New Cohesion Policy 2014-2020 and related EU Council Conclusions (e.g. Towards Modern, Responsive and Sustainable Health Systems) support better use of Structural Funds and coordination between available EU funding streams. But, national and regional stakeholders need to take advantage of this changing EU operating environment if they are to overcome such barriers to innovation potential.

In the macro-regional arena the objectives of the individual regions and the public-private stakeholders are brought into a context where it is mutually beneficial with the evolving interest of the EU area. For example: the establishment of macro-regional trans-national added value chains; sharing of resources and infrastructure for research and innovation; establishment of shared SME services and; support between clusters can be implemented without excessive bureaucracy and within reasonable timespans. At the same time macro-regions are the level where coordination between public-private funding sources and investments can probably be promoted and handled most efficiently.

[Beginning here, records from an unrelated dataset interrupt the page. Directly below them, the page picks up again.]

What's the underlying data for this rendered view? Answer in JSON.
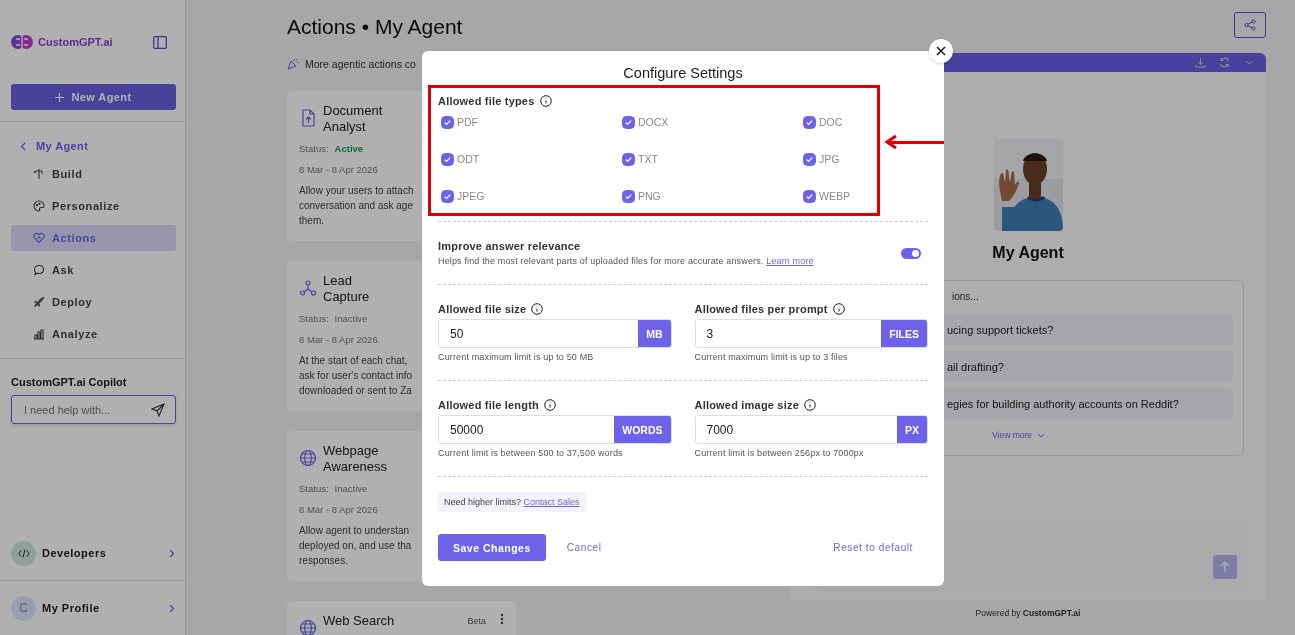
{
  "sidebar": {
    "logo": "CustomGPT.ai",
    "new_agent_button": "New Agent",
    "back_link": "My Agent",
    "nav_items": [
      {
        "kind": "build",
        "label": "Build",
        "selected": false
      },
      {
        "kind": "palette",
        "label": "Personalize",
        "selected": false
      },
      {
        "kind": "heart",
        "label": "Actions",
        "selected": true
      },
      {
        "kind": "chat",
        "label": "Ask",
        "selected": false
      },
      {
        "kind": "rocket",
        "label": "Deploy",
        "selected": false
      },
      {
        "kind": "chart",
        "label": "Analyze",
        "selected": false
      }
    ],
    "copilot": {
      "title": "CustomGPT.ai Copilot",
      "placeholder": "I need help with..."
    },
    "developers": {
      "label": "Developers"
    },
    "profile": {
      "avatar": "C",
      "label": "My Profile"
    }
  },
  "page": {
    "title": "Actions • My Agent",
    "notice": "More agentic actions co"
  },
  "action_cards": [
    {
      "kind": "document",
      "title": "Document Analyst",
      "status_label": "Status:",
      "status": "Active",
      "active": true,
      "dates": "8 Mar - 8 Apr 2026",
      "desc_lines": [
        "Allow your users to attach",
        "conversation and ask age",
        "them."
      ]
    },
    {
      "kind": "lead",
      "title": "Lead Capture",
      "status_label": "Status:",
      "status": "Inactive",
      "active": false,
      "dates": "8 Mar - 8 Apr 2026",
      "desc_lines": [
        "At the start of each chat,",
        "ask for user's contact info",
        "downloaded or sent to Za"
      ]
    },
    {
      "kind": "globe",
      "title": "Webpage Awareness",
      "status_label": "Status:",
      "status": "Inactive",
      "active": false,
      "dates": "8 Mar - 8 Apr 2026",
      "desc_lines": [
        "Allow agent to understan",
        "deployed on, and use tha",
        "responses."
      ]
    },
    {
      "kind": "search",
      "title": "Web Search",
      "badge": "Beta"
    }
  ],
  "preview": {
    "agent_name": "My Agent",
    "suggestions_title": "ions...",
    "suggestions": [
      "ucing support tickets?",
      "ail drafting?",
      "egies for building authority accounts on Reddit?"
    ],
    "view_more": "View more",
    "powered_by": "Powered by **CustomGPT.ai**"
  },
  "modal": {
    "title": "Configure Settings",
    "file_types_label": "Allowed file types",
    "file_types": [
      {
        "label": "PDF",
        "checked": true
      },
      {
        "label": "DOCX",
        "checked": true
      },
      {
        "label": "DOC",
        "checked": true
      },
      {
        "label": "ODT",
        "checked": true
      },
      {
        "label": "TXT",
        "checked": true
      },
      {
        "label": "JPG",
        "checked": true
      },
      {
        "label": "JPEG",
        "checked": true
      },
      {
        "label": "PNG",
        "checked": true
      },
      {
        "label": "WEBP",
        "checked": true
      }
    ],
    "relevance": {
      "title": "Improve answer relevance",
      "text": "Helps find the most relevant parts of uploaded files for more accurate answers.",
      "link": "Learn more",
      "on": true
    },
    "field_rows": [
      [
        {
          "label": "Allowed file size",
          "value": "50",
          "unit": "MB",
          "hint": "Current maximum limit is up to 50 MB"
        },
        {
          "label": "Allowed files per prompt",
          "value": "3",
          "unit": "FILES",
          "hint": "Current maximum limit is up to 3 files"
        }
      ],
      [
        {
          "label": "Allowed file length",
          "value": "50000",
          "unit": "WORDS",
          "hint": "Current limit is between 500 to 37,500 words"
        },
        {
          "label": "Allowed image size",
          "value": "7000",
          "unit": "PX",
          "hint": "Current limit is between 256px to 7000px"
        }
      ]
    ],
    "limits_note": "Need higher limits?",
    "limits_link": "Contact Sales",
    "save_button": "Save Changes",
    "cancel_button": "Cancel",
    "reset_button": "Reset to default"
  }
}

Reaching stakeholders and aligning agendas based on market drive
A key factor is that macro-regions have the capacity to reach out to key stakeholders like research institutions, SMEs and larger companies plus public authorities due to their coordinated involvement in the macro-regions. Thereby macro-regions can affect and align regional agendas and promote coordinated investments at both the trans-national and national level.

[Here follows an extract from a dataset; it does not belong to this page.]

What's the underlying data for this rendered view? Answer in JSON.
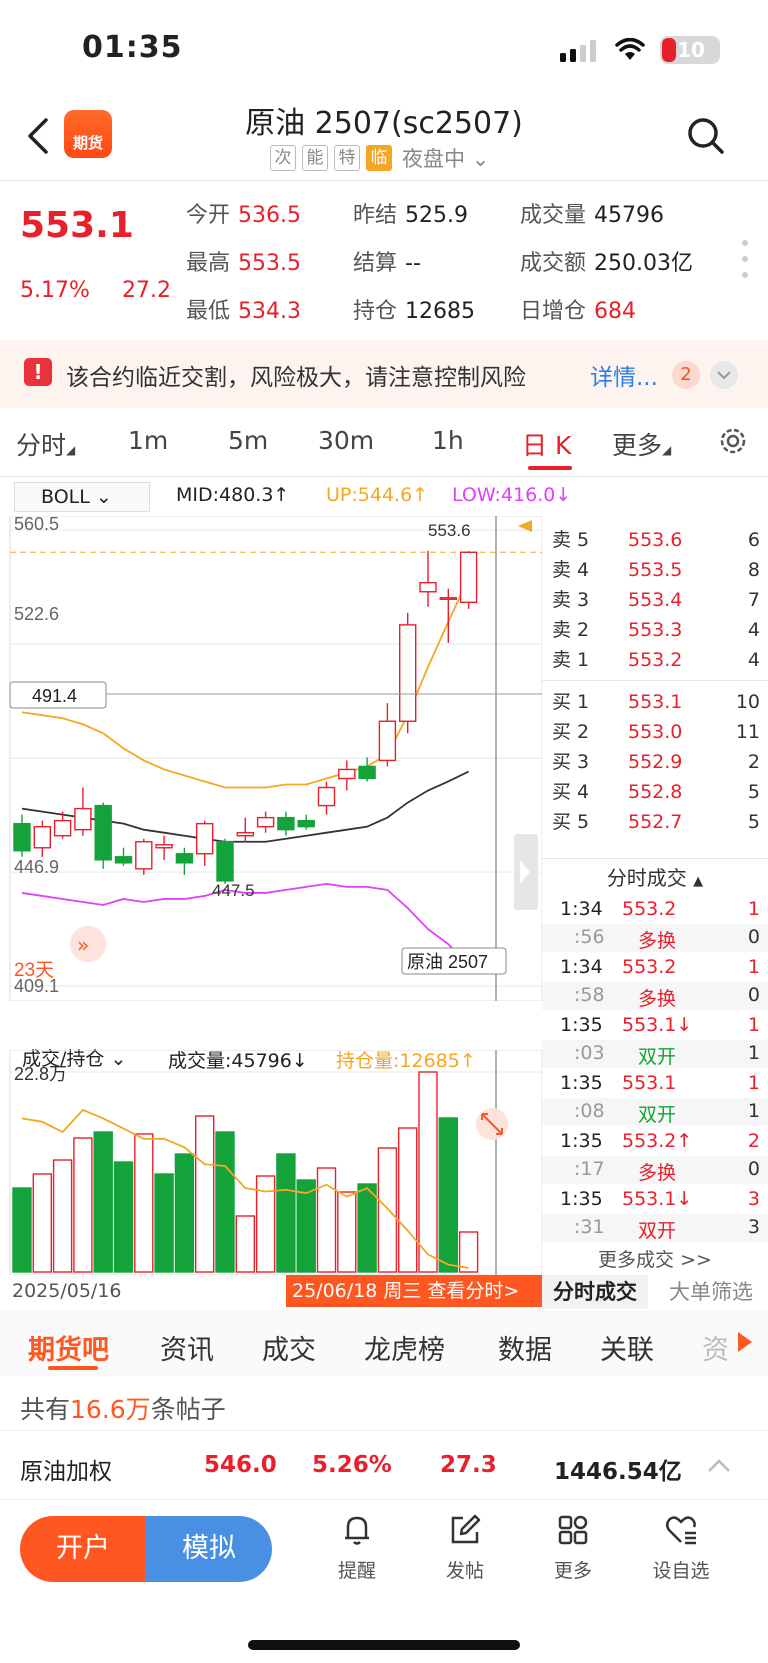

An important fact is that each macro-region has its own historic and cultural bonds and a “near neighbor” market drive. They are not an administrative invention but rather an administrative circle around something already existing. Macro-regions have been demonstrated to work in practice with BSR and the leading BSR example ScanBalt BioRegion, representing BSR health and bio economy (within health alone comprising > 3000 companies). So macro-regions are the logical go-between the EU level where key stakeholders often are too distant and with too diverse interests  and the pure regional and national level which often overlook the “near neighbor” importance for our own regional development and competitiveness: though there is a growing understanding of “near neighbor” importance.

Benefits of collaboration between the Danube area and BSR
While BSR was the first EU macro-region new ones are quickly gaining speed and catching up, not least the Danube area. The increasing level of organization within the Danube area makes it an attractive partner for BSR due to the potential of matching competencies and resources to a hitherto unprecedented level with the macro-regions as the lever and for mutual benefits. Bringing these two macro-regions together can unlock unexploited opportunities and trigger synergetic learning effects; avoid duplication and coordinate investments as well as further develop and implement existing tools and explore alternative routes to innovation not yet traced and considered. This is of course no easy task and much work is needed to reach tangible results.

However we sincerely believe that reducing the research and innovation gaps within health and health related sectors towards common problem solving and economic development is feasible based on collaboration between the Danube area and BSR, which at the same time will further promote organisation and reduce disparities within the macro-regions.